Verstöße gegen Wettbewerbsrecht: Google verhandelt mit EU Kommission über Zugeständnisse

Google hat gegenüber der Kommission eingestanden, dass seine überwältigende Marktmacht viele Unternehmen im Online-Markt geschädigt hat und kartellrechtliche Probleme bestehen. ICOMP begrüßt die Fortsetzung des intensiven Dialogs mit der Kommission, damit die bestehenden Problemfelder im Computer-basierten und mobilen Bereich gelöst werden können.

Kommentar von David Wood, ICOMP Legal Counsel

“Google hat gegenüber der Kommission die definierten Problemfelder akzeptiert und damit vor allem das Problem der überwältigenden Marktmacht und des wettbewerbsschädigenden Verhaltens bei der Online-Suche am Computer und auf mobilen Endgeräten anerkannt. Wir werden sehen, ob Google diese Probleme, die in den vergangenen Jahren nicht nur von der Kommission sondern von zahlreichen Unternehmen vorgebracht wurden, tatsächlich ernsthaft angehen wird.

Für die weitere Diskussion ist nun entscheidend, dass Regelungen getroffen werden, die vor allem die bisherige Manipulation der Suchergebnisse beenden. Wir sind sehr zuversichtlich, dass die Kommission nur Maßnahmen akzeptieren wird, die dies sicherstellen und nicht umgangen werden können, damit zukünftig Unternehmen, Verbraucher und die europäischen Wirtschaft von der Entwicklung des Internets profitieren.“

Da Google öffentliche Untersuchungen in der Vergangenheit bereits mehrfach bewusst behindert oder ignoriert hat, werden viele Unternehmen die bevorstehenden Diskussionen genau verfolgen.

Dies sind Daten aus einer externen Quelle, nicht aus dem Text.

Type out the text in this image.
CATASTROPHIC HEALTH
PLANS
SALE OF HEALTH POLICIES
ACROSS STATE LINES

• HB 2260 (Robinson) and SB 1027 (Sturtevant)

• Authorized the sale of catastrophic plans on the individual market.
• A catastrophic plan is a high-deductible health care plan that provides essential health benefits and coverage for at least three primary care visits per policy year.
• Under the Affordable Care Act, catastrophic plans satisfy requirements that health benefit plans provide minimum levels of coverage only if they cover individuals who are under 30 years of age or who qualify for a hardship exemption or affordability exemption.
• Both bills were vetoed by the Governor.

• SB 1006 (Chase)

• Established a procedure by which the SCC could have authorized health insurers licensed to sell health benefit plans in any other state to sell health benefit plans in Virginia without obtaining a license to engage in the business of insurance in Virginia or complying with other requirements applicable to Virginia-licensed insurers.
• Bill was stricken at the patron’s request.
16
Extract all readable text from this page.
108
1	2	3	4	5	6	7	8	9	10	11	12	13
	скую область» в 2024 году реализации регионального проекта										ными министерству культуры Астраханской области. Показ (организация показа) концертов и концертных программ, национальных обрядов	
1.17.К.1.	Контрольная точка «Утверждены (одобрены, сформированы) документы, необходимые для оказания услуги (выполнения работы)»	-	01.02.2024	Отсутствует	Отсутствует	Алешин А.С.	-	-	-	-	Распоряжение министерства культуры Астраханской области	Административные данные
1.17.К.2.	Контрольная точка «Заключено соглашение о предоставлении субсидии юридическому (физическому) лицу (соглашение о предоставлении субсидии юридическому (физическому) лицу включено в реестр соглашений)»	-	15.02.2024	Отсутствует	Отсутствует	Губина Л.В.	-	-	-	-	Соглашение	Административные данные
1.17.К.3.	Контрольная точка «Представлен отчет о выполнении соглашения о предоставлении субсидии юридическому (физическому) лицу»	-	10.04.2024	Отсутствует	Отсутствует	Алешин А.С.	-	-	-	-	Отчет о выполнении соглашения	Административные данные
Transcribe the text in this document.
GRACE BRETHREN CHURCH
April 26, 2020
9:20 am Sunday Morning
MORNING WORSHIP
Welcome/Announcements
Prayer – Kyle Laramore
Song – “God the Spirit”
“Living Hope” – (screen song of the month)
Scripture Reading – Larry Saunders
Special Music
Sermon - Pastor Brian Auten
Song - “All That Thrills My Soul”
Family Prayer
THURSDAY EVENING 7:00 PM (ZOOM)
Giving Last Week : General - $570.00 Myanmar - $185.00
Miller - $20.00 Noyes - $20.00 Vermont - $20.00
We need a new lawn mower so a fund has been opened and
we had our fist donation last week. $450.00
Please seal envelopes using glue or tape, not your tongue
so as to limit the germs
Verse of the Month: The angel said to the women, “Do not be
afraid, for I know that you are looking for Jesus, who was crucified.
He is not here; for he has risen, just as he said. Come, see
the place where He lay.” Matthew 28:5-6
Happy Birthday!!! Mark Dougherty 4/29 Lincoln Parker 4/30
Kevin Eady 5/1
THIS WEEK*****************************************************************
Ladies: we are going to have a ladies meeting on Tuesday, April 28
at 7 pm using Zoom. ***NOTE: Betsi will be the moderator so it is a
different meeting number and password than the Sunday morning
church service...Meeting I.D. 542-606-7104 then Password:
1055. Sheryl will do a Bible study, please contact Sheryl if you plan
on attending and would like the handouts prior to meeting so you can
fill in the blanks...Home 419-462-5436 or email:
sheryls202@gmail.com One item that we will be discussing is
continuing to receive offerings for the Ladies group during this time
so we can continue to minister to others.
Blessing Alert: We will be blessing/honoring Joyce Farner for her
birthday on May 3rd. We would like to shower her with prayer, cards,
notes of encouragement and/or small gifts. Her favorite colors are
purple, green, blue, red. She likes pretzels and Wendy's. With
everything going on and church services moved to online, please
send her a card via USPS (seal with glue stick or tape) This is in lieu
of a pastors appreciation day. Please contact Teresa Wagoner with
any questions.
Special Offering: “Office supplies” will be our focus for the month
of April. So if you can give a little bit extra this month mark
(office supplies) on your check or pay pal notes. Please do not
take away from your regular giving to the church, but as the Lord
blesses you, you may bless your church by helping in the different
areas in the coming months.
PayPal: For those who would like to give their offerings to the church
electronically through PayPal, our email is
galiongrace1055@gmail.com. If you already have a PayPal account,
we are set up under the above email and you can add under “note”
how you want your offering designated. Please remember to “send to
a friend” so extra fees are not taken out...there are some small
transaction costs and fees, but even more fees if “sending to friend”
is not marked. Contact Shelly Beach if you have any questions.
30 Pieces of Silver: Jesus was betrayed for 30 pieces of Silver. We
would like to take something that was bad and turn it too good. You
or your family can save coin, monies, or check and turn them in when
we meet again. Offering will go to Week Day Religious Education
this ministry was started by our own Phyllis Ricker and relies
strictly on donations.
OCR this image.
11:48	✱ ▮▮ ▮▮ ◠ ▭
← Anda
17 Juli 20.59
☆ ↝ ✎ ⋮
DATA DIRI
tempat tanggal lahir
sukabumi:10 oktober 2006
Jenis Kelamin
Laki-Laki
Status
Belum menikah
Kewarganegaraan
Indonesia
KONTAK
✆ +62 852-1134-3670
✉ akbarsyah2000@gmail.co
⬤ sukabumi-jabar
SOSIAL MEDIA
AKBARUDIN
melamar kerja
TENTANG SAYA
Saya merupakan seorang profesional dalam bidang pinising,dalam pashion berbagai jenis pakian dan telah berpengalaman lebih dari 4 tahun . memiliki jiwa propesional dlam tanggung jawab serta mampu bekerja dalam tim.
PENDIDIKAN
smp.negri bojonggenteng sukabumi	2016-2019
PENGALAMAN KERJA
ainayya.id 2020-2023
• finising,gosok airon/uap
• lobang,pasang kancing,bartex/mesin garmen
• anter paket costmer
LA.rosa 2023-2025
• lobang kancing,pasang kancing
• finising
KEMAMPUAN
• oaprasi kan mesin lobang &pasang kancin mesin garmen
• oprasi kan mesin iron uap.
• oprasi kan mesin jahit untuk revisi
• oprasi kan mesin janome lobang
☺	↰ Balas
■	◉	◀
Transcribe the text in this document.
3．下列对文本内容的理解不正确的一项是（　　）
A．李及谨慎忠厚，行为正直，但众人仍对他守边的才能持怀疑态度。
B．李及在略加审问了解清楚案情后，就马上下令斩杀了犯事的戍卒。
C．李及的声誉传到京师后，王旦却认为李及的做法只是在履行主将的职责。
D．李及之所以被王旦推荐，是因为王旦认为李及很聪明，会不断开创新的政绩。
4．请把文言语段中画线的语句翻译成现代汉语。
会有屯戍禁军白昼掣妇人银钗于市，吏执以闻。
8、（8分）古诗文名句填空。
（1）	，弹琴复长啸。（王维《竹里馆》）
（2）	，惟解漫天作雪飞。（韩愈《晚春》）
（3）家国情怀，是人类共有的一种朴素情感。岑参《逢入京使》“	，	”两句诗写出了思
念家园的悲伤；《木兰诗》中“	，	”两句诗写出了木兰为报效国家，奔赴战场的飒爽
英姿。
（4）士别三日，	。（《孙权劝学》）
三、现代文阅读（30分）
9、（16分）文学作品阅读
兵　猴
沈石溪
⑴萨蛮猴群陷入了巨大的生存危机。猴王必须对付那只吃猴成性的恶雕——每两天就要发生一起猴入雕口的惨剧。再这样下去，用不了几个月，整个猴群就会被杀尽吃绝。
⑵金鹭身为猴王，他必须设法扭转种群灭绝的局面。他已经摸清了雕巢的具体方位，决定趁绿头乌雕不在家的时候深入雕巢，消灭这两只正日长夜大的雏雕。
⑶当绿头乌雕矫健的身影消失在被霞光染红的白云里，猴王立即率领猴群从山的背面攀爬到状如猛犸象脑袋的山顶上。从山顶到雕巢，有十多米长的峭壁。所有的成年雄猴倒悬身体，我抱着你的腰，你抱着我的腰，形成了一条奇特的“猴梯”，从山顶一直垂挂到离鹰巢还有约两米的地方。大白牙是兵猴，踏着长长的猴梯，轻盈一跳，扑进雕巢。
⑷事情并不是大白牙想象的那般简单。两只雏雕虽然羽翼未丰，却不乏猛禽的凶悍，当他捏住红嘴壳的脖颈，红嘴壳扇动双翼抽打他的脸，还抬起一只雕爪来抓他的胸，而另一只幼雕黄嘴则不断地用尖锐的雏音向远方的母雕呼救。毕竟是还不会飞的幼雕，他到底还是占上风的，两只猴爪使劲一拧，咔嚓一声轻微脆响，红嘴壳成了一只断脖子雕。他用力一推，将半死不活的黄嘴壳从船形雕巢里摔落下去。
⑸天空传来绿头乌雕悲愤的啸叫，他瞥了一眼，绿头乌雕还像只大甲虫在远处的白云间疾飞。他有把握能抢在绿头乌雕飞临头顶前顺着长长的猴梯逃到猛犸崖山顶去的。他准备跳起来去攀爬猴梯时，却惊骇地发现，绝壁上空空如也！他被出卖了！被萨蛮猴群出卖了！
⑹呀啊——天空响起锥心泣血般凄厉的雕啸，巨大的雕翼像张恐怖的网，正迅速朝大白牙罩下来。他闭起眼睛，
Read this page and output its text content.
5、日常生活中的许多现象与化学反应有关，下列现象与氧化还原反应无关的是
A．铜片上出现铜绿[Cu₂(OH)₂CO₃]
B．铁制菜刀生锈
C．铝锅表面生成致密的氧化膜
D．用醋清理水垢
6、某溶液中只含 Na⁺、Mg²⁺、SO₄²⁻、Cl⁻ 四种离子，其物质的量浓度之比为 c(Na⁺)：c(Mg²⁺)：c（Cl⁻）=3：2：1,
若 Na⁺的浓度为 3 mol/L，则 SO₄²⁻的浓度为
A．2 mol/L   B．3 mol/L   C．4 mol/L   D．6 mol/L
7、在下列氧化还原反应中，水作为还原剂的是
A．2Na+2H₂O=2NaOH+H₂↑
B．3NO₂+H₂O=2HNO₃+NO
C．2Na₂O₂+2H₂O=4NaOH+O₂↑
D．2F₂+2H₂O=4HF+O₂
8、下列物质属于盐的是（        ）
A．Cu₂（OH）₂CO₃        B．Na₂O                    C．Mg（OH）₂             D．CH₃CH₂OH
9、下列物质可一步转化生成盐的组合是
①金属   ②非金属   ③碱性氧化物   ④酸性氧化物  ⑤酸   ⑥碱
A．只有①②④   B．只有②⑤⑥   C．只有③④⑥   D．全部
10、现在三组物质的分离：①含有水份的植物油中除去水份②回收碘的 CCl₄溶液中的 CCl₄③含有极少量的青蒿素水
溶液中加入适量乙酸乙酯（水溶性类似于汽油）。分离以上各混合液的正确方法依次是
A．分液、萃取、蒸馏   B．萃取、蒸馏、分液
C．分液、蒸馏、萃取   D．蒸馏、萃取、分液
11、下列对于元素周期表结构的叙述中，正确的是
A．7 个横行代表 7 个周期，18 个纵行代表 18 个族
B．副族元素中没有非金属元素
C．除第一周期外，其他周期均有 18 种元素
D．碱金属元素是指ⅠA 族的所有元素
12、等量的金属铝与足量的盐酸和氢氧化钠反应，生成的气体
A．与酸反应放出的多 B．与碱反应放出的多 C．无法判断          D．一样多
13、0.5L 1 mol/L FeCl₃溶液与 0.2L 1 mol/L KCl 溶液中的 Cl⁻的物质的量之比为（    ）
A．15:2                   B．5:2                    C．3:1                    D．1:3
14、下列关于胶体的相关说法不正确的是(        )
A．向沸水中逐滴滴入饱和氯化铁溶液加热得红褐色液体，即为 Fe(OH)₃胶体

Für das weitere Verfahren ist entscheidend, dass betroffene Unternehmen und weitere externe Akteure die Möglichkeit haben, die diskutierten Maßnahmen intensiv zu prüfen. Nur so kann sichergestellt werden, dass der durch Googles wettbewerbswidriges Verhalten entstandene Schaden tatsächlich vollständig behoben werden kann. Die Untersuchung der Kommission ist bereits weit fortgeschritten und ein Scheitern zu diesem Zeitpunkt hätte schwerwiegende Folgen für Wettbewerb, Innovation und Verbraucher in Europa.“

Googles Geschäftsgebaren wird nicht nur in Europa untersucht, sondern steht auch international auf dem Prüfstand. Gegenwärtig laufen beispielsweise Untersuchungen in den USA, Südkorea, Australien, Brasilien, Argentinien und Indien. In allen Fällen ist es im Sinne der Verbraucher und des freien Wettbewerbs, dass es zu einem schnellen Ende der missbräuchlichen Geschäftspraktiken von Google kommt und dass sich diese nicht wiederholen.

Die heutige Entscheidung ist ein wichtiger Schritt, um wettbewerbsschädigenden Praktiken im Online-Markt zukünftig einen Riegel vorzuschieben und ein vielfältiges und für alle zugängliches Internet dauerhaft zu bewahren.